Teams across their organization joined in to create their individual murals. They saw yaks, geese, butterflies, landscapes, symbols, messages of gratitude and so much more come to life. And then the project took on a new life no one had planned.
Early on, teams could work on their murals together, in one place. Once the coronavirus pandemic started, that changed for several teams. So they split their murals into multiple sections, took medicine caps and glue guns home and then brought them back together to complete a wonderful display of creativity, ingenuity and resilience.
“As the pandemic forced people to be physically separated, this created a way for them to continue to collaborate and include more team members from multiple locations,” says Jasmine Chu, Arts Coordinator for Children’s Hospital Colorado.
The exhibit curators even created a mural entirely from COVID-19 vaccine caps thanking their team members.
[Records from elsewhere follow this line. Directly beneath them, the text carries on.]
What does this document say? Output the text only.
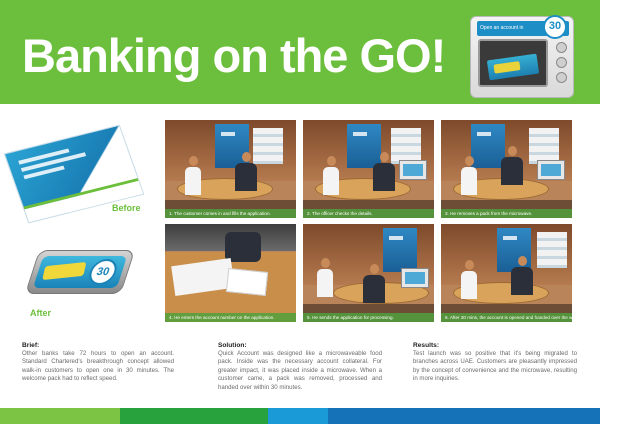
Banking on the GO!
Open an account in	30
Before
30
After
1. The customer comes in and fills the application.	2. The officer checks the details.	3. He removes a pack from the microwave.
4. He enters the account number on the application.	5. He sends the application for processing.	6. After 30 mins, the account is opened and handed over the welcome pack to the customer.
Brief:

Other banks take 72 hours to open an account. Standard Chartered's breakthrough concept allowed walk-in customers to open one in 30 minutes. The welcome pack had to reflect speed.

Solution:

Quick Account was designed like a microwaveable food pack. Inside was the necessary account collateral. For greater impact, it was placed inside a microwave. When a customer came, a pack was removed, processed and handed over within 30 minutes.

Results:

Test launch was so positive that it's being migrated to branches across UAE. Customers are pleasantly impressed by the concept of convenience and the microwave, resulting in more inquiries.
The winding road this exhibit took made the debut of these murals even more impactful for the teams who created them.
“When we were setting up the murals team members were walking by and excitedly looking for theirs and to see that ownership was great,” says Rachel Bernhardt, MPH, Wellness Coordinator, who helped create the exhibition. “They worked really hard on something awesome that gives people enjoyment.”
Visitors to the hospital in Aurora can enjoy these murals until August 25 and then they will permanently live in the departments that created them.
“Hopefully, people can get a feeling of respite from the art and feel inspired by the creativity of our staff,” says Chu. “They can get a feeling for the resilience of the patients, team members and families at Children’s Colorado.”